The breeding sites are on both sides of 31st Street and in the Baker Wetlands.

“And, apparently, the best sites are along the south side,” he said.

The salamanders lay eggs in the ditches and the small ponds in the wetlands. When the eggs hatch and the larvae grow into salamanders, they eventually crawl up on land and follow the scent trail of parents back to the upland area on the north side of the road.

“They live below ground for the rest of the year until we get good rains in the springtime,” Collins said.

Caron decided to go out on his own Saturday when he saw the weather conditions were right.

He got there about 9 p.m. and met a man from Overland Park who had the same idea.
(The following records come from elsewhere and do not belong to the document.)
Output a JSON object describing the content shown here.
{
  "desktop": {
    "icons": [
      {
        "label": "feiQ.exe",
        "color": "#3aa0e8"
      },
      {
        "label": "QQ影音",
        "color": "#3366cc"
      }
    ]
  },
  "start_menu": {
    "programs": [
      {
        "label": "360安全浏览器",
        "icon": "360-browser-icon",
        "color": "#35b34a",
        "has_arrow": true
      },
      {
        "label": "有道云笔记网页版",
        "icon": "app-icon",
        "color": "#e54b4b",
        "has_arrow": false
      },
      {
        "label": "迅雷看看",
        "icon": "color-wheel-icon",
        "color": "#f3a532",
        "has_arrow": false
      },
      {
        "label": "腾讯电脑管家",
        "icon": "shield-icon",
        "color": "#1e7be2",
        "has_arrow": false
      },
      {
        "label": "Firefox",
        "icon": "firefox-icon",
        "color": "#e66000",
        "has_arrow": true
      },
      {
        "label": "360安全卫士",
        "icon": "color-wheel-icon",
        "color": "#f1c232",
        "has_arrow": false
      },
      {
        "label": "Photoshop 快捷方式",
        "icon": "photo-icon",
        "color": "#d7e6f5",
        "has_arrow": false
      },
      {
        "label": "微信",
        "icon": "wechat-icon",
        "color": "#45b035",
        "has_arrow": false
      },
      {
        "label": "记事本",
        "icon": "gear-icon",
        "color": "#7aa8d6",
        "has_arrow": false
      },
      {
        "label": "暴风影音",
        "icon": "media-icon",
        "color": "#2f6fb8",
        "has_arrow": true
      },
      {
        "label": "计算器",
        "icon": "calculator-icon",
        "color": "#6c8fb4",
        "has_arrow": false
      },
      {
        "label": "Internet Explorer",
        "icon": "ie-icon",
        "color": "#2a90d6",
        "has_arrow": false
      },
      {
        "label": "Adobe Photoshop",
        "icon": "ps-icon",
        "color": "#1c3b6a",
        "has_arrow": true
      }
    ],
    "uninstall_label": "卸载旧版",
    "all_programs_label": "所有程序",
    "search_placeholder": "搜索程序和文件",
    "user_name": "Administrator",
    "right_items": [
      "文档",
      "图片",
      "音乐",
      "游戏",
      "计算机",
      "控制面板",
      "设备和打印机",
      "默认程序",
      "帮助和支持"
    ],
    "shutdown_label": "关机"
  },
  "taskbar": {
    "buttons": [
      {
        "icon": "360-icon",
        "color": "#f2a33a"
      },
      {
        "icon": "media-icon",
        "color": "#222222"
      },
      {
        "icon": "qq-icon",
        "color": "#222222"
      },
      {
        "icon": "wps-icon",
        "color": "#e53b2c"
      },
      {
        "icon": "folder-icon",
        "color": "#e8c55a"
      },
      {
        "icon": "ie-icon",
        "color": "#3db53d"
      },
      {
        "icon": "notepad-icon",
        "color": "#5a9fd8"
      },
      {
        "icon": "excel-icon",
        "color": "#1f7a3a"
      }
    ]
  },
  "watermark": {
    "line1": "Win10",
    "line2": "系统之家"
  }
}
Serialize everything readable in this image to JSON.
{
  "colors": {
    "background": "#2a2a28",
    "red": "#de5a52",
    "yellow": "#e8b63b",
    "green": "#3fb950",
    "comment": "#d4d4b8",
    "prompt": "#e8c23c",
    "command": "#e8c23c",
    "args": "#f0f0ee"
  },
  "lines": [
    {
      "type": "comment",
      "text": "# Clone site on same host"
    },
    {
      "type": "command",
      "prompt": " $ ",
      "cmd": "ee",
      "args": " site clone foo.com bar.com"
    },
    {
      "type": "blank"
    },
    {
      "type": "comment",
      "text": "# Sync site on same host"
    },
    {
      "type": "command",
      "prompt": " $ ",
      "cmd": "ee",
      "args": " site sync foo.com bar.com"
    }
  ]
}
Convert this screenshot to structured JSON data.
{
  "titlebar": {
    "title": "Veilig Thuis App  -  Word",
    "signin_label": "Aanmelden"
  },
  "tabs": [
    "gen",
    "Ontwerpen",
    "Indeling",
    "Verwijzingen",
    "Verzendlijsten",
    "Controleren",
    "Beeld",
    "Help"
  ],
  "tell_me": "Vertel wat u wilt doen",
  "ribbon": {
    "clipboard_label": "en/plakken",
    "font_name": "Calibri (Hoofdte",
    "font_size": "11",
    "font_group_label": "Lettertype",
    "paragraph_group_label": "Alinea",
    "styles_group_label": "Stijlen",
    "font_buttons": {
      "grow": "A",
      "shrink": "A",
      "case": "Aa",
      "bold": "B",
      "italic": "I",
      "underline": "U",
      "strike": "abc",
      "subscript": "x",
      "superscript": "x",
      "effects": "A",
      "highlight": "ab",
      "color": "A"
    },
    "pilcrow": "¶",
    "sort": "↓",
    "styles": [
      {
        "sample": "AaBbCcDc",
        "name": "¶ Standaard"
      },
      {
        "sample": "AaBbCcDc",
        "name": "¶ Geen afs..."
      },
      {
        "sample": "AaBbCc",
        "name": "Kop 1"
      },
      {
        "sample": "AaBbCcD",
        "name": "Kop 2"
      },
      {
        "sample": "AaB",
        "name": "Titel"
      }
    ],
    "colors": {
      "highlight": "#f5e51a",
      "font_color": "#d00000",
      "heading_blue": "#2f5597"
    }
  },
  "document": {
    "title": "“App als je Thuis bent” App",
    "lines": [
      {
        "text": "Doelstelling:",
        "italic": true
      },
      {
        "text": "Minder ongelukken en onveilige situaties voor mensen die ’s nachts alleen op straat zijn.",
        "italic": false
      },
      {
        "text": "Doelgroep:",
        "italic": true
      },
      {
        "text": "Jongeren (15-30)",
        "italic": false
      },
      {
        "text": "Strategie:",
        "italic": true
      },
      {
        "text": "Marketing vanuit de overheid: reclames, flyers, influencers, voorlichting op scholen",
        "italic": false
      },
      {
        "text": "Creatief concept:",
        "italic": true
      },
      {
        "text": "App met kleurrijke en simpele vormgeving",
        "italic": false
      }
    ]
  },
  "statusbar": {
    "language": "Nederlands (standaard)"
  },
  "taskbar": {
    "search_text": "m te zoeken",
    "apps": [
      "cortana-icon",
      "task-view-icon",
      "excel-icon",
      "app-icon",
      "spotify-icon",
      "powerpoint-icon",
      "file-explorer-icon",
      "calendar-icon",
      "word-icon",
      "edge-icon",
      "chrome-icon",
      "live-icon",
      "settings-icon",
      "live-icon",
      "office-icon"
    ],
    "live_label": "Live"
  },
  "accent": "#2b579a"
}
“It really started sleeting and getting really nasty about 11 o’clock. And that’s when we saw them actively in the road, trying to cross the road,” Caron said. “They were all going from the north to the south.”

The salamanders don’t move very fast.

“It’s quite a trek to get across from one side to the other without two or three cars coming by,” Caron said. “So you’ve got fair odds of getting run over.”

The two men picked up a half-dozen of the creatures that were on the road and moved them to the other side.

Last year, Caron helped to organized wetlands advocates to help the salamanders cross. But he’s decided that’s not safe.

“I don’t want to see the salamanders run over, but I would be a lot more concerned about a human being being run over,” he said. “It’s not a good idea to encourage a lot of other people to go out there.”